Question: I’ve been reading The God Squad column since I was a teenager and enjoy your perspective on life and spirituality.
I’m a 25-year-old woman and have been in a committed relationship for 18 months. Things are going very well between us, and we’ve begun spending more time with each others’ families. We have a very comfortable relationship; he makes me smile and laugh, and he is a gentleman. I truly love him and have started to think about marriage and kids.
There’s just one problem that’s causing a deep hurt and confusion in my heart: I was raised Catholic, but my fiancé is an atheist. My heart tells me that as long as two people love each other, they can overcome anything. However, my head tells me that our differing views may lead to significant issues down the road if we do marry and have children.
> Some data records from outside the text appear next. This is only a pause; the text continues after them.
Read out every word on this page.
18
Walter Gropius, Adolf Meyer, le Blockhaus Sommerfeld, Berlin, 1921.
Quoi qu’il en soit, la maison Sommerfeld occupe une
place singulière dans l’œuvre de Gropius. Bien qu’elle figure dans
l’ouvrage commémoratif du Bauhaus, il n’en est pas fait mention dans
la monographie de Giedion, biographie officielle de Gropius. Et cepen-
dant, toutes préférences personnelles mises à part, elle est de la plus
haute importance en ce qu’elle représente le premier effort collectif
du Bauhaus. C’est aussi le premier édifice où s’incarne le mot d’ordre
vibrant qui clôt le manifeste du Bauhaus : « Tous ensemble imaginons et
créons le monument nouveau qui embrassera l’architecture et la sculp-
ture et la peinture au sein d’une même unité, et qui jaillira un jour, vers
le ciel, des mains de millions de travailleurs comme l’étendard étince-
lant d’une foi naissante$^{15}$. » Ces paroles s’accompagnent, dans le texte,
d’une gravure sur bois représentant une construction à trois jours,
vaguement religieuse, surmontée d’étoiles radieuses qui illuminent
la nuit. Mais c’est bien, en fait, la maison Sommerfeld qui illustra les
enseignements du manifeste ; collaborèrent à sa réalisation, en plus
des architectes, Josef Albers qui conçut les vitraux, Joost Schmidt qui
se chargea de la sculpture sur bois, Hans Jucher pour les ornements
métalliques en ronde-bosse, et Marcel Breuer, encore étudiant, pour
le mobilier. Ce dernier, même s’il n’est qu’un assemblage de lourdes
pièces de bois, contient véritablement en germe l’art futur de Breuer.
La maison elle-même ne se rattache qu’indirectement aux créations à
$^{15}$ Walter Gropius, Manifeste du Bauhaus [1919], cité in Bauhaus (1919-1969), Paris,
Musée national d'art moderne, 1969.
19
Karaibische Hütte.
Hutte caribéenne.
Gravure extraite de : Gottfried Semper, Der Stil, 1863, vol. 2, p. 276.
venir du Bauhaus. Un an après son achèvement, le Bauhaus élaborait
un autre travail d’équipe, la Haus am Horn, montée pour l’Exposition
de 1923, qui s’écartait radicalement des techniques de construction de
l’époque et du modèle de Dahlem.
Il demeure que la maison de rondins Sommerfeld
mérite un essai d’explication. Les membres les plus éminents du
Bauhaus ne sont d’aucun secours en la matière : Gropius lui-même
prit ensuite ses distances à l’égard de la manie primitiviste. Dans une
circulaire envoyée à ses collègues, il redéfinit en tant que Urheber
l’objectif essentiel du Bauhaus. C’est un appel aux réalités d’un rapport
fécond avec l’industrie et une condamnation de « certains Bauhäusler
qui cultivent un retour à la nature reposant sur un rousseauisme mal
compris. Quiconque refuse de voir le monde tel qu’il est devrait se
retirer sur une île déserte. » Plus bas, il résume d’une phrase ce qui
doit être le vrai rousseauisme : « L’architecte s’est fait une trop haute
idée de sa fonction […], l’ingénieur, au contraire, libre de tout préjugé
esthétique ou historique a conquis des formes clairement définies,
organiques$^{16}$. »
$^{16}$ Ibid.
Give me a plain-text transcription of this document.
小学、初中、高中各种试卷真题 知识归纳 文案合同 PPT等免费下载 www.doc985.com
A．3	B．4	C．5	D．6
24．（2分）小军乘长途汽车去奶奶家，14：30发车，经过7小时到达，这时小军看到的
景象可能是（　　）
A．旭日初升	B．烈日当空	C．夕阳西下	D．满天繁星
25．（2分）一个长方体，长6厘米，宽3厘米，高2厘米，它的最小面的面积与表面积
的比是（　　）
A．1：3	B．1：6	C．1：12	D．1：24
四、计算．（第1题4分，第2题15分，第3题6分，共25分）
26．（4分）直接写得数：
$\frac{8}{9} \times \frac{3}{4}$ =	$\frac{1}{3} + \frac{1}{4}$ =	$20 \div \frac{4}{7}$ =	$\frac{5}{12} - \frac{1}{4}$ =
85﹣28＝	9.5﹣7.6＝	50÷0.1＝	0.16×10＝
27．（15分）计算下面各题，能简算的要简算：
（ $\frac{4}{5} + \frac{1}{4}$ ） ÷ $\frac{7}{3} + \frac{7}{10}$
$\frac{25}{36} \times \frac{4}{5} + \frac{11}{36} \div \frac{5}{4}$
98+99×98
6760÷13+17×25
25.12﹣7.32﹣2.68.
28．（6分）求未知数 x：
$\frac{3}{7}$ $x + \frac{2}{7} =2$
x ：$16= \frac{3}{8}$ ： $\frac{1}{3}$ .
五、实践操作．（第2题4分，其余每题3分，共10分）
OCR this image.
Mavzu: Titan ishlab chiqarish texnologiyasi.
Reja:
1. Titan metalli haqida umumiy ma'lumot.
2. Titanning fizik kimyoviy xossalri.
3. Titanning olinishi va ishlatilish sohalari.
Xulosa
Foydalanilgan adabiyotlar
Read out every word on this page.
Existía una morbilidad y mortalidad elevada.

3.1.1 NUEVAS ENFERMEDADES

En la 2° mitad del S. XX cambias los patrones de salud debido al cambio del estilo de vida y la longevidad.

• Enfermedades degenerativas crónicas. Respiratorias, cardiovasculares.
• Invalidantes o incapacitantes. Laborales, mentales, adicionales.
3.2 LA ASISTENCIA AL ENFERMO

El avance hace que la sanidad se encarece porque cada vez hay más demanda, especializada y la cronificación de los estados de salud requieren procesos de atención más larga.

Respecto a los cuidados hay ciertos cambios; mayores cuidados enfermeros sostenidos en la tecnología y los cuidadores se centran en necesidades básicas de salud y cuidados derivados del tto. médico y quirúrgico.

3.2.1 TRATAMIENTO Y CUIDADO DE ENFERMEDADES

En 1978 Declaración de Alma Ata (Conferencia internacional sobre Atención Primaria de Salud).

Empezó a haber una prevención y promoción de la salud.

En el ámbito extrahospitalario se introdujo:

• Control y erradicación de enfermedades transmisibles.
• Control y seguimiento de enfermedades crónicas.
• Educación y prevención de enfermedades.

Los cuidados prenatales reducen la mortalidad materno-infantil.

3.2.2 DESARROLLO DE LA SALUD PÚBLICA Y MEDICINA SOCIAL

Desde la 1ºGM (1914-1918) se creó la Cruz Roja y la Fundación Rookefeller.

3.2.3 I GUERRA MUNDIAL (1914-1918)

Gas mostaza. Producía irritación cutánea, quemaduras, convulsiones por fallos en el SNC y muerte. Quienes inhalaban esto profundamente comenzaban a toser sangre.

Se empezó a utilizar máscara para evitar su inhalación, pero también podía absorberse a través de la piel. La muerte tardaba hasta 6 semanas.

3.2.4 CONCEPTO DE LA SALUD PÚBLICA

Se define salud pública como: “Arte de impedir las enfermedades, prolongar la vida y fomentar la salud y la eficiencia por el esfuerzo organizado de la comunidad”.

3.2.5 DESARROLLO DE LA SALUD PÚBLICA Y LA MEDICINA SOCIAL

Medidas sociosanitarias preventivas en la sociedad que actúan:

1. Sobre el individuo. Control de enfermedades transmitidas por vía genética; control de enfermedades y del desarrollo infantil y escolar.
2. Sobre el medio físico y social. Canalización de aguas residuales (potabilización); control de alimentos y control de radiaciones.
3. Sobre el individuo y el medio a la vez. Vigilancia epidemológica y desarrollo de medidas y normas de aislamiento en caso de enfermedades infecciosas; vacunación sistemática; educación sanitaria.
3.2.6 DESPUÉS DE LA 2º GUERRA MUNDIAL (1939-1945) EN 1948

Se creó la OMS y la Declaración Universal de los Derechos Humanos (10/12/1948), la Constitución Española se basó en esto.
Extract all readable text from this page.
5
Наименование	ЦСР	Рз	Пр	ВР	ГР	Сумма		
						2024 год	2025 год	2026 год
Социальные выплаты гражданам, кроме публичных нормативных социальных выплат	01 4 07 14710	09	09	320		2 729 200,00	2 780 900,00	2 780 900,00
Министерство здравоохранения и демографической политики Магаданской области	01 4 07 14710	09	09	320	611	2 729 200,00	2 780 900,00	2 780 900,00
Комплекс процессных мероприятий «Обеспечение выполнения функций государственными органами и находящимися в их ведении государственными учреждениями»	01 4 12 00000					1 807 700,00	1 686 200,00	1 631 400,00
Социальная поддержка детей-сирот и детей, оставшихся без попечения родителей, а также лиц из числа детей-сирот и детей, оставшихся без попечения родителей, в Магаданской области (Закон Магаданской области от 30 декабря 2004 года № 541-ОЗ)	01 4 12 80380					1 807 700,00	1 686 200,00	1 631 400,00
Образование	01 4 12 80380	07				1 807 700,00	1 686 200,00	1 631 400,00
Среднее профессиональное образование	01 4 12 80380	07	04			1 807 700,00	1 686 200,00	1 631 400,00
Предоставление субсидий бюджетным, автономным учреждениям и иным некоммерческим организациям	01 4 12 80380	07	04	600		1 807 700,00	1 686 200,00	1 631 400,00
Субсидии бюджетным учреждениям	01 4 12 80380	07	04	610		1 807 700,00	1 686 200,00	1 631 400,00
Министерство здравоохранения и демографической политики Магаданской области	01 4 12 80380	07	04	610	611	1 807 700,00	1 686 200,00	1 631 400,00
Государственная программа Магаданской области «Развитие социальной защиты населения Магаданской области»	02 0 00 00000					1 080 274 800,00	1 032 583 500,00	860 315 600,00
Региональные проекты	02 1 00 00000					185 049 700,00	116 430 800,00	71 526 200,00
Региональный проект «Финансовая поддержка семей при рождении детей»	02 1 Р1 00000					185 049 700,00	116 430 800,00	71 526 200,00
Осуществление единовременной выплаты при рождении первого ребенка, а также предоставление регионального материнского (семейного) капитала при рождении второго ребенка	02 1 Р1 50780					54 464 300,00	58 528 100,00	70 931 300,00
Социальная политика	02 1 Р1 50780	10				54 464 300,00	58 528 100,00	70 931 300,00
While I no longer practice Catholicism as devoutly as I once did, I have fond memories of my Catholic schooling and upbringing, and I would want my children to be raised with some kind of Christian faith. We’ve never discussed having kids or how we’d deal with religion, but I have a nagging suspicion that my fiancé wouldn’t support my decision to raise our children with a religion.
My fiancé was not raised in any kind of faith, and he had negative experiences with previous girlfriends trying to force him to convert. He knows I’m a Christian but still makes comments and jokes about God and Christians being “silly” and the Bible being a “fairy tale.” I don’t think he’s trying to be hurtful; in his mind, I think he’s trying to “enlighten” me.
Do you think it’s possible to make this relationship work long-term? I’m really conflicted because of our opposing religious views. I have a sinking feeling whenever I think about this. I need to hear someone else’s opinion, and I trust yours. — A., via email@example.com.
Answer: Thank you for your articulate and heart-rending question. Let me explain my ruler test to you, in the hopes that it might help you approach your difficult spiritual choice.
When I counsel couples who are considering marriage but find themselves on two different sides of the religion question — whether it be Jews/Christians, Christian/Hindus, Christian or Jewish/Muslims, different denominations of Christianity, or your situation of Catholic/atheist — I take a ruler out of my desk.
I ask them to think of the ruler as a way to visualize all the differences in their relationship. I tell them these differences can be given an intensity ranking on the ruler, with one inch representing a belief that’s not very important to them and 12 inches representing a belief at the core of their being.
For most couples, neatness, or even favorite sports teams are at the low end of the ruler, while sexual morality and honesty regularly get put at or near the 12-inch side. My point is that we can easily marry a person whose differences and beliefs fall at the low end of the ruler, but if the differences are closer to 12 inches, marriage is a risky proposition.
It’s simply wrong and usually impossible to make a person care less about things they care about passionately. So your problem is not that you’re in love with an atheist. Your problem is that you don’t know, nor does he, how intensely each of you feel about your spiritual beliefs, or lack thereof. The solution is for you to face this difference directly and discuss it honestly. If your fiancé is a “one-inch” atheist and you’re a “12-inch” Catholic, you should not marry the guy.
It’s not fair for him to prevent you from raising Catholic children, and it’s not fair of you to surrender your deeply-held beliefs to someone who’s only a casual atheist. The same would be true if you discovered that your fiancé was (to mix a metaphor) a deeply-believing atheist and you were only a casual Catholic.
It’s hard for many couples to face the hard truth that one difference can ruin a relationship that’s otherwise harmonious. You said you have a “nagging suspicion” your fiancé would not support raising your children with faith. You need to have more than a “nagging suspicion” before you commit your life to a man who views your faith with disdain.
Take out a ruler and measure your life. You’re just 25 and have only known your fiancé for a short time. It’s not that he doesn’t measure up; it’s that you may not measure up together.